Next week's election will be an important one for the future of the GOP. In New Jersey, Republican Gov. Chris Christie is up for re-election, and by all accounts he is set to defeat his Democratic opponent, state Sen. Barbara Buono, by a wide margin. Christie is widely considered a serious candidate for the Republican presidential nomination in 2016, and his ability to win support among independents and Democrats in his home state will be a central part of his appeal.

But in Virginia, it increasingly looks as though Terry McAuliffe, an entrepreneur and investor best known as a political ally of former President Bill Clinton, will defeat Ken Cuccinelli, a staunch conservative much admired by the Tea Party right. At least some conservative activists saw Cuccinelli, who as Virginia's attorney general played a leading role in constitutional challenges against the Affordable Care Act and other Obama administration initiatives, as a potential presidential contender. A bruising defeat against McAuliffe will put an end to such talk.
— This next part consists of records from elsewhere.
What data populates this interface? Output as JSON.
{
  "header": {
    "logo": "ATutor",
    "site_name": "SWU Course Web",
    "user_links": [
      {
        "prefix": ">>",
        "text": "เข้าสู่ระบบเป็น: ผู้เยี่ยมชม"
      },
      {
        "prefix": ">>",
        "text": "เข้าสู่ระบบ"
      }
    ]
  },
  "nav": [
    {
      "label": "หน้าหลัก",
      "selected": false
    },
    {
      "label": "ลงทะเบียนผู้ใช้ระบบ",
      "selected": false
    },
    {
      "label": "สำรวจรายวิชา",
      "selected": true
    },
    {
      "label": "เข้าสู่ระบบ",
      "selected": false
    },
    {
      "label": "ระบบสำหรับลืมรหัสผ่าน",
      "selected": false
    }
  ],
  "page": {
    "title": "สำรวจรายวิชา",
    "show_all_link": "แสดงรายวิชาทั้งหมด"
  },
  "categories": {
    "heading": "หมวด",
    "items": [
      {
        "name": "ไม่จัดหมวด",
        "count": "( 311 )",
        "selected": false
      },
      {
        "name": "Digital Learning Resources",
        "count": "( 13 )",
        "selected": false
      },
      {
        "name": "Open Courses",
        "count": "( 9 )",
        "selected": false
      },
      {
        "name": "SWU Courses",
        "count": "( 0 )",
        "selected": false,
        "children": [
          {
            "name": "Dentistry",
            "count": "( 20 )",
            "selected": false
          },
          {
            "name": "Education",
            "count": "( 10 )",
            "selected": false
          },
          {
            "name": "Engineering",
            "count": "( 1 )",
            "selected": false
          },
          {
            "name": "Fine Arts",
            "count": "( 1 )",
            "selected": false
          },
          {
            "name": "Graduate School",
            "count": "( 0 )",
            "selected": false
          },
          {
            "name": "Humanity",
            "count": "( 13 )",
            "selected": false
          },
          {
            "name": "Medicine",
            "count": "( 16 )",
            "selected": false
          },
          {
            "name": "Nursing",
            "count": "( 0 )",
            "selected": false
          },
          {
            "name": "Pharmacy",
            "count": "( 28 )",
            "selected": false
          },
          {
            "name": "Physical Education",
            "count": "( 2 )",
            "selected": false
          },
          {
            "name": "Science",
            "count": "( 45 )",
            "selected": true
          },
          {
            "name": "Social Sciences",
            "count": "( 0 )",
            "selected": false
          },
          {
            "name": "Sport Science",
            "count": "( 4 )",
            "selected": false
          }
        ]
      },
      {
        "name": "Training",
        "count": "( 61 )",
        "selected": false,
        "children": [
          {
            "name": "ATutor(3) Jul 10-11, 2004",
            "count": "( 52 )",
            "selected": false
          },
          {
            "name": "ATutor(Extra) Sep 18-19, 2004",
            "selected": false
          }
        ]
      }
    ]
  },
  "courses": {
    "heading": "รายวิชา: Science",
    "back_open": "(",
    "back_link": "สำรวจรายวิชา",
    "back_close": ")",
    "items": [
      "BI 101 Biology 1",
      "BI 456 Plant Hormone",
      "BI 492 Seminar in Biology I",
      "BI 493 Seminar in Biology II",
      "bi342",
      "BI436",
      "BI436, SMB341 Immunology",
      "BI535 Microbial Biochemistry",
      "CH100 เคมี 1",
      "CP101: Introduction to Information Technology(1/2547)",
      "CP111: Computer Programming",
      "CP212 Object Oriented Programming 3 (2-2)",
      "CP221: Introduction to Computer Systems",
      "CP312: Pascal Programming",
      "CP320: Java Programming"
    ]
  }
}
There are many things that separate Christie from Cuccinelli. Having served as governor for the better part of the last four years, Christie is a familiar figure. He began his tenure with a series of polarizing confrontations with New Jersey's powerful public employee unions, yet he has spent the last year on a more conciliatory note, motivated in part by a desire to help his state recover from the damage wrought by Hurricane Sandy. In a heavily Democratic state, Christie has distanced himself from congressional Republicans, and he has framed himself as a pragmatic reformer who stands above the political fray. This position is particularly valuable in light of parlous state of the GOP brand. The most recent NBC/Wall Street Journal poll finds that the Republican party now has a 22 percent positive rating and a 53 percent negative rating across the country, and it's a safe bet that the picture is even worse in New Jersey.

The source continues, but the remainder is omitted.